我想用平衡BST代替优先队列来实现Prim的最小生成树算法。我的实现是在Java中进行的。由于Java已经有一个以TreeSet形式的红黑树库实现,我想用它来代替我自己的自定义实现。

一个典型的使用Min Priority Queue的Prim的实现需要O(ElogE),而我这个实现背后的意图是将时间复杂度降低到O(ElogV)。我相信这也可以使用索引优先队列(IPQ)来实现,但我选择了BST版本,因为有自平衡BST的库实现(在Java和C++中都有)。

对于我测试过的例子,这个实现似乎工作得很好,并且产生了正确的结果。但当我做了更深层次的检查,以确保TC实际上是O(ElogV)时,我发现Java TreeSet对我来说表现得很奇怪,原因是什么。

这是我的实现。

    package graph;

    import java.util.Comparator;
    import java.util.TreeSet;

    /**
     * Implementation of Prim's algorithm (eager version) to
     * find Minimum Spanning Tree using a self-balancing BST
     * Time Complexity: O(ElogV)
     * 
     * This implementation uses a self-balancing BST (specifically Red-Black Tree)
     * 
     * We can do eager Prim's implementation using an Indexed Priority Queue (IPQ) as well
     * 
     * Comparison: IPQ vs BST
     * To get next best edge in IPQ, we pop the min element from root, and 
     * then heapify the tree, which overall takes O(lgn). To get next best edge in 
     * BST, it would take O(lgn) as well, and then we’ll have to delete that entry 
     * which would take another O(lgn), but overall it is still O(lgn)
     * 
     * Insertion into both BST and IPQ takes O(lgn) anyway
     * 
     * Update in IPQ takes O(lgn). Update in BST as well can be done in 
     * O(lgn) [search the element in O(lgn) then delete that entry in another 
     * O(lgn) and then insert new entry with updated edge weight (and source node) 
     * in yet another O(lgn). Intotal, it takes 3*logn but overall still O(lgn)]
     *
     */
    public class PrimsMstUsingSelfBalancingBST extends Graph {

        private int n, m, edgeCount;
        private boolean[] visited;
        private Edge[] mst;
        private double cost;
        private TreeSet<Edge> sortedSet;

        public PrimsMstUsingSelfBalancingBST(int numberOfVertices) {
            super(numberOfVertices);
            n = numberOfVertices;
        }

        public Double mst(int s) {
            m = n - 1; // number of expected edges in mst
            edgeCount = 0;
            mst = new Edge[m];
            visited = new boolean[n];
            sortedSet = new TreeSet<>(getComparator());

            relaxEdgesAtNode(s);

            while (!sortedSet.isEmpty() && edgeCount != m) {
                System.out.println(sortedSet);
                // pollFirst() retrieves and removes smallest element from TreeSet
                Edge edge = sortedSet.pollFirst();
                int nodeIndex = edge.to;

                // skip edges pointing to already visited nodes
                if (visited[nodeIndex]) continue;

                mst[edgeCount] = edge;
                edgeCount++;
                cost += edge.wt;

                relaxEdgesAtNode(nodeIndex);
            }

            return (edgeCount == m) ? cost : null;
        }

        private void relaxEdgesAtNode(int index) {
            visited[index] = true;

            for (Edge edge : adjList.get(index))  {
                int to = edge.to;

                if (visited[to]) continue;

                if (!sortedSet.contains(edge)) {
                    sortedSet.add(edge);
                }
                else {
                    Edge existingEdge = search(edge);
                    if (existingEdge.wt > edge.wt) {
                        sortedSet.remove(existingEdge);
                        sortedSet.add(edge);
                    }
                }
            }
        }

        private Comparator<Edge> getComparator() {
            return new Comparator<Edge>() {
                @Override
                public int compare(Edge e1, Edge e2) {
                    // Java TreeSet is implemented in a way that it uses 
                    // Comparable/Comparator logics for all comparisons.

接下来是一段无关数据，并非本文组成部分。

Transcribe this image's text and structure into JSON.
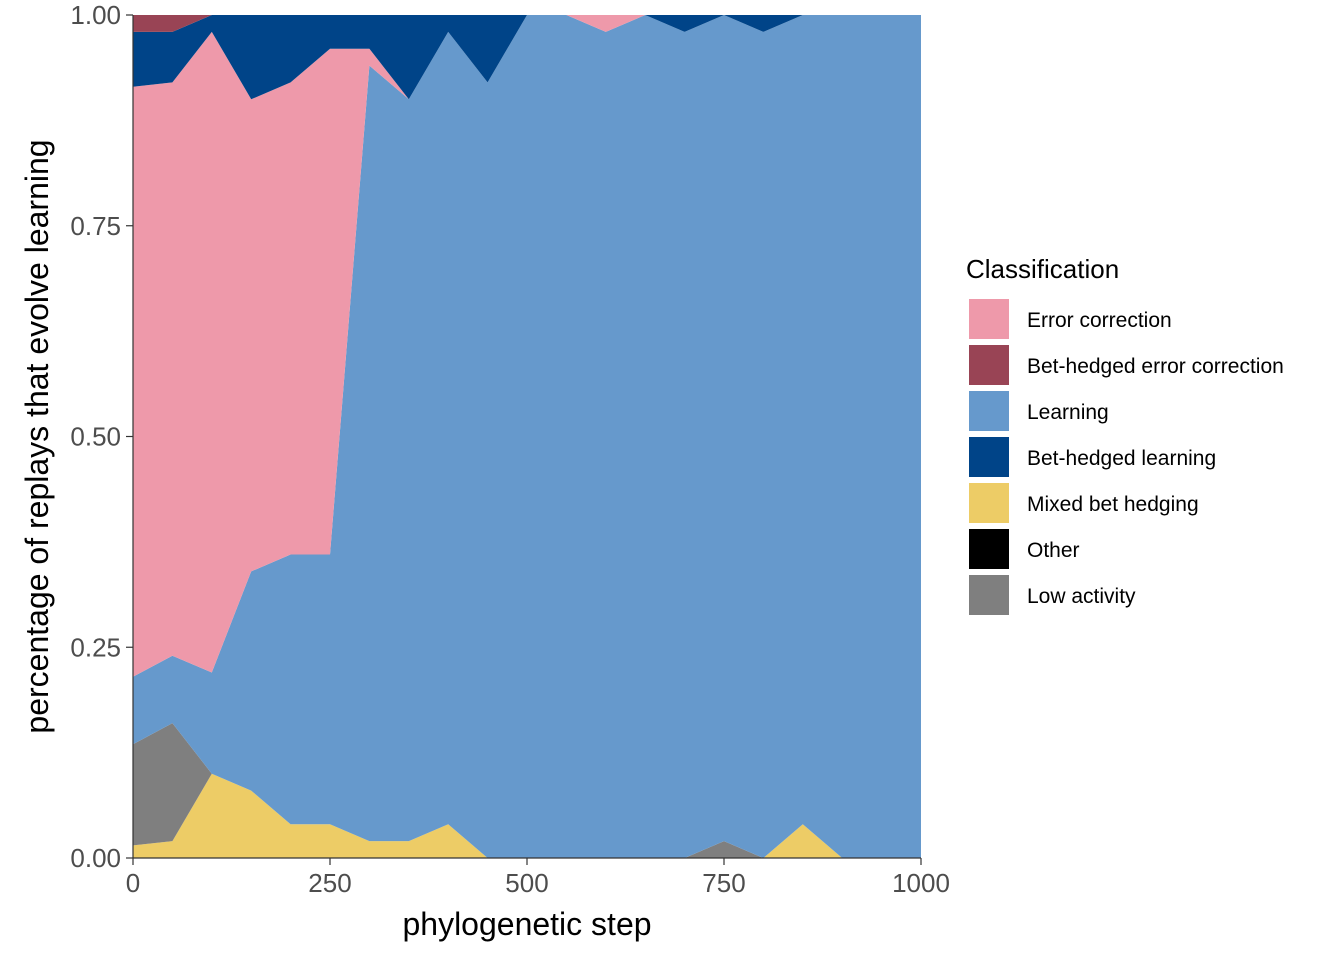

                    // i.e., it will use this comparator to do comparison 
                    // in contains() method.

                    // It will use this same comparator to do comparison 
                    // during remove() method.

                    // It will also use this same comparator, to perform 
                    // sorting during add() method.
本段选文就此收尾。